AUSTIN, Texas (Reuters) - Texas on Wednesday executed a man convicted of strangling a female impersonator in Houston in 2001 and then stealing the victim’s car, a prisons official said.
Richard Masterson, 43, was put to death by lethal injection at the state’s death chamber in Huntsville. Masterson was pronounced dead at 6:53 p.m., the official said.
“Sending me to a better place. I am all right with this, you have to live and die by the choices that we make,” Masterson was quoted by prisons officials as saying in his final statement.
The execution was the state’s first this year and its 532nd since the U.S. Supreme Court reinstated the death penalty in 1976, the most of any state.
There were 13 executions last year in Texas, according to the Death Penalty Information Center, which monitors U.S. capital punishment.
Masterson’s lawyers had launched appeals with the U.S. Supreme Court to halt the execution, saying his due process rights were violated and Texas presented false and misleading evidence regarding the death of Darin Honeycutt, 35, who went by the stage name of Brandi Houston.
The Supreme Court denied the motions on Wednesday.
Pope Francis had been hoping for a reprieve, Catholic World News reported this week.
Masterson’s lawyers said there was no struggle, no murder and the death was accidental. They also questioned the credibility of the medical examiner who called the death a homicide.
“Petitioner has never denied that he restricted the complainant’s airflow, but only that it occurred during a consensual sexual encounter,” they said in a court filing.

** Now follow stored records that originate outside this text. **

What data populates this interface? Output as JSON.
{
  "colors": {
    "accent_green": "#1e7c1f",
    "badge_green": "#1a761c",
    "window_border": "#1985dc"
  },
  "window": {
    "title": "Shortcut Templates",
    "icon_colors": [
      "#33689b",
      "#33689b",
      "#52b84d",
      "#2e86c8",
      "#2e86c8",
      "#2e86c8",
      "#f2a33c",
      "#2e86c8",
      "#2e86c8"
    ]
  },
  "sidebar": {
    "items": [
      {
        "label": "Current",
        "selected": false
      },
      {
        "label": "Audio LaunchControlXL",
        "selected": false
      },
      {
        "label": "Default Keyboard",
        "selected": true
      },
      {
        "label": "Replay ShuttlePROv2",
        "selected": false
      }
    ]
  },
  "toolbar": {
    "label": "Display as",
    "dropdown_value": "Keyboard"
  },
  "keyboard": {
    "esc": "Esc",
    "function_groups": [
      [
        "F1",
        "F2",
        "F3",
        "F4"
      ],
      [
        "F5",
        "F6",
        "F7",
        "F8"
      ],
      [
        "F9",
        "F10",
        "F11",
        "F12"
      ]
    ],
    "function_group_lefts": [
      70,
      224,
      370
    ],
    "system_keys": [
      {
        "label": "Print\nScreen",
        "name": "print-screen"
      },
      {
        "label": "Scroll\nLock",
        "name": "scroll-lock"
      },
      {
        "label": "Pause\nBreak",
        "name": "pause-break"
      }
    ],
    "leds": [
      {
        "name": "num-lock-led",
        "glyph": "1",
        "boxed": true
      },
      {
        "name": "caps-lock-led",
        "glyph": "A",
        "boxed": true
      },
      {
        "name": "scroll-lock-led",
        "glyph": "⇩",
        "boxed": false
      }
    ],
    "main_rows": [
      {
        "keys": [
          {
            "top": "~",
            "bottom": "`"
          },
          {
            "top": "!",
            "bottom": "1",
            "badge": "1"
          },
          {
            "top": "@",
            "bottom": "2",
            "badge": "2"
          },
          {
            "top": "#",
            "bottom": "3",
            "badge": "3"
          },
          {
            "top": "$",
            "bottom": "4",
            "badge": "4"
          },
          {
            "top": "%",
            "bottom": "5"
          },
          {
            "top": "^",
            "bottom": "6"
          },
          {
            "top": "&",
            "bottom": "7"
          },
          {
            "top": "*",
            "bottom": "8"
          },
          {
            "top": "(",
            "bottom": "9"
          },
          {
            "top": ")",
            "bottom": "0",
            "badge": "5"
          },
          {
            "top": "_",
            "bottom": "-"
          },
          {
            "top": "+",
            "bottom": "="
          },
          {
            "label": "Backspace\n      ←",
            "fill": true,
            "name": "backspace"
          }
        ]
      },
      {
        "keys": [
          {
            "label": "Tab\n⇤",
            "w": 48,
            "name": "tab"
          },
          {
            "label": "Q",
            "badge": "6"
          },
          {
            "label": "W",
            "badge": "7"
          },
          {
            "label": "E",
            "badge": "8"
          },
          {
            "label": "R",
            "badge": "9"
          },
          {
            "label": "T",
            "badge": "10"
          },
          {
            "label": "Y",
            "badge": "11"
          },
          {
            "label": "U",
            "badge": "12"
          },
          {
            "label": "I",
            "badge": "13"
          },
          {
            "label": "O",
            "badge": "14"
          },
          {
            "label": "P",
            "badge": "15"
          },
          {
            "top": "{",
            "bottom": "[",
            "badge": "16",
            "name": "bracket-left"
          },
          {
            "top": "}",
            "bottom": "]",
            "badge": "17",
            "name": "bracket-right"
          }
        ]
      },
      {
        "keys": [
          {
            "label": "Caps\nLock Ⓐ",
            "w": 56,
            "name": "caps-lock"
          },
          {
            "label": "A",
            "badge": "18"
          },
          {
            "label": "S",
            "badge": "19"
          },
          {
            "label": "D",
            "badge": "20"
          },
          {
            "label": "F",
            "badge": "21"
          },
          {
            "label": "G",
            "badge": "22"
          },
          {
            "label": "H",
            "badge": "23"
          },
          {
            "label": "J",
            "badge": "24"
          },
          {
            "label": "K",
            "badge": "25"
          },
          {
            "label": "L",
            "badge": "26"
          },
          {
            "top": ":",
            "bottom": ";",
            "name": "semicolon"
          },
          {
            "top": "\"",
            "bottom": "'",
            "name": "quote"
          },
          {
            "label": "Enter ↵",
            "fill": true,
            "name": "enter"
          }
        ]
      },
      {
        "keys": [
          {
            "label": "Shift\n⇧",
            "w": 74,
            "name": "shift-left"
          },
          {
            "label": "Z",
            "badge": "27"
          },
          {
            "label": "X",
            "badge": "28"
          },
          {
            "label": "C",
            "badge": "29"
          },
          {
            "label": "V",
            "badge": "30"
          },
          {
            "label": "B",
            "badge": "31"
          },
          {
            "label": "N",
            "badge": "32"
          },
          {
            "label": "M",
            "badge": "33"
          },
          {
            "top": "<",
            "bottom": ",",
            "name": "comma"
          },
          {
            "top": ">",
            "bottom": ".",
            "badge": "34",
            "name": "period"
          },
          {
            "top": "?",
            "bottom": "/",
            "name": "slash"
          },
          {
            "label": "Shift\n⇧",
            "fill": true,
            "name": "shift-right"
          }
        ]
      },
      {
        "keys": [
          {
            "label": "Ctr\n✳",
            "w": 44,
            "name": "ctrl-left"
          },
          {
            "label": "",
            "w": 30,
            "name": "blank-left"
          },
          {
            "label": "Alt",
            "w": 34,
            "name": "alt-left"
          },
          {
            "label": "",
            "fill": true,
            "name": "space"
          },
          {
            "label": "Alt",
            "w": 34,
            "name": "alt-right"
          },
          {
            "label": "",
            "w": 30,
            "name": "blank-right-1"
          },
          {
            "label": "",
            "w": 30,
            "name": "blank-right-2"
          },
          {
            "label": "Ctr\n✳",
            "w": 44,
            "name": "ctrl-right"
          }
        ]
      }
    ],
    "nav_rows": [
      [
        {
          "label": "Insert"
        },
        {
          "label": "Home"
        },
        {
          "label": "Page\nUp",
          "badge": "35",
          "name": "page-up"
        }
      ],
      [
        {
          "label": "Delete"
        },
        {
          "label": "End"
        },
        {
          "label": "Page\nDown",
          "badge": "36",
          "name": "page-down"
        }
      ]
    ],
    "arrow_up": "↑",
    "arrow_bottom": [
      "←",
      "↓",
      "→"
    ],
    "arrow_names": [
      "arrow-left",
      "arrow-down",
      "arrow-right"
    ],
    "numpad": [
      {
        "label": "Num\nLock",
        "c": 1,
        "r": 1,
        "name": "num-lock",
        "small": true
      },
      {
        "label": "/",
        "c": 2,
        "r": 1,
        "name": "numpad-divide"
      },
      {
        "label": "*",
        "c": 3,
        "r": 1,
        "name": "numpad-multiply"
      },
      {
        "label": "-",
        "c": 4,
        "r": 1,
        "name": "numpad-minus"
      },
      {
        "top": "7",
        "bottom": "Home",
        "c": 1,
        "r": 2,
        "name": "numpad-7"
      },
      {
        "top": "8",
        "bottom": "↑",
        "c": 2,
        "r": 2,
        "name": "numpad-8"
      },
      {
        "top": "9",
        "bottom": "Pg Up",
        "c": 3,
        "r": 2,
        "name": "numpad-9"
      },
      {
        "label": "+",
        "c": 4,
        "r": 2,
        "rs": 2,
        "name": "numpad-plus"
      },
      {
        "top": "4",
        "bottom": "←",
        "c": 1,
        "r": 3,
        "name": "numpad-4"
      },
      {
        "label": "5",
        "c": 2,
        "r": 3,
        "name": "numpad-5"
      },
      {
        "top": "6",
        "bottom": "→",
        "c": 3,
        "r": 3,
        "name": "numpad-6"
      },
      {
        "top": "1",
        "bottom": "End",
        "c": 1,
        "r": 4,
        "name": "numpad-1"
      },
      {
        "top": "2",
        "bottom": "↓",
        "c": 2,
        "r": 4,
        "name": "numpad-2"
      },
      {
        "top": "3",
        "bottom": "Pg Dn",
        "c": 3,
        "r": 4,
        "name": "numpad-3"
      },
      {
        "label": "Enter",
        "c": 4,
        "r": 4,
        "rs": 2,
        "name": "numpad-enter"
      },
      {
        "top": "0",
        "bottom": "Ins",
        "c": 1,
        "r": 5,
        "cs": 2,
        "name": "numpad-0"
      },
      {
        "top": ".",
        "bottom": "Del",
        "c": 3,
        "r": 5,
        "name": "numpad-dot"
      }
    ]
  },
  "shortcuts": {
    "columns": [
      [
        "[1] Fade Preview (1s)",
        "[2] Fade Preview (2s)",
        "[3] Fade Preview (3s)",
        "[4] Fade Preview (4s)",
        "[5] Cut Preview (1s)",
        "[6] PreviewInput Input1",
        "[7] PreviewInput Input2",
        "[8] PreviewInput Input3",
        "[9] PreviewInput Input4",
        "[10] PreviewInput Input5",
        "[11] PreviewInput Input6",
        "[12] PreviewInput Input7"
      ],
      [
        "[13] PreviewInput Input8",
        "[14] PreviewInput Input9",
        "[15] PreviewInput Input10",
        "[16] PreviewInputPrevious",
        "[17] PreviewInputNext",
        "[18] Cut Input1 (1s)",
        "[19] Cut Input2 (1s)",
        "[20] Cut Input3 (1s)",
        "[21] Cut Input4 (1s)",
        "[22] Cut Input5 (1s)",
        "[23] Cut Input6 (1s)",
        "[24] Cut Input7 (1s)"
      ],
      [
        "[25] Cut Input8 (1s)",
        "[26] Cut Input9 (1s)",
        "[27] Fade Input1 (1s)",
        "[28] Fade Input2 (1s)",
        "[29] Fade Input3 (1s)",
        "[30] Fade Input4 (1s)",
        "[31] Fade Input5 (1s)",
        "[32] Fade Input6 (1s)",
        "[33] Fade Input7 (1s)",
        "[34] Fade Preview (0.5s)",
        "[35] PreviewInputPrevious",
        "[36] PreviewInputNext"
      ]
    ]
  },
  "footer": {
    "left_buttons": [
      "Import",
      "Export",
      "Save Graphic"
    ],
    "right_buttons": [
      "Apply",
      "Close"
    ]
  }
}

Texas prosecutors said that after Masterson killed Honeycutt, he left the state in the victim’s car, which was found days later in Georgia being driven by a nephew of Masterson.
After fleeing to Florida, Masterson met a man in a bar frequented by gay men. The two went to the man’s apartment and Masterson placed him a headlock, trying to strangle him, prosecutors said.
The man passed out and when he regained consciousness, he found that his car and wallet were gone, authorities said.
A Florida police officer ran across the stolen car at a mobile home park, which led to Masterson’s arrest.
At his trial in 2002, Masterson, who has a long criminal record, did not admit to the murder.
He took the stand and said he was a danger to society, daring jurors to sentence him to death, which they did.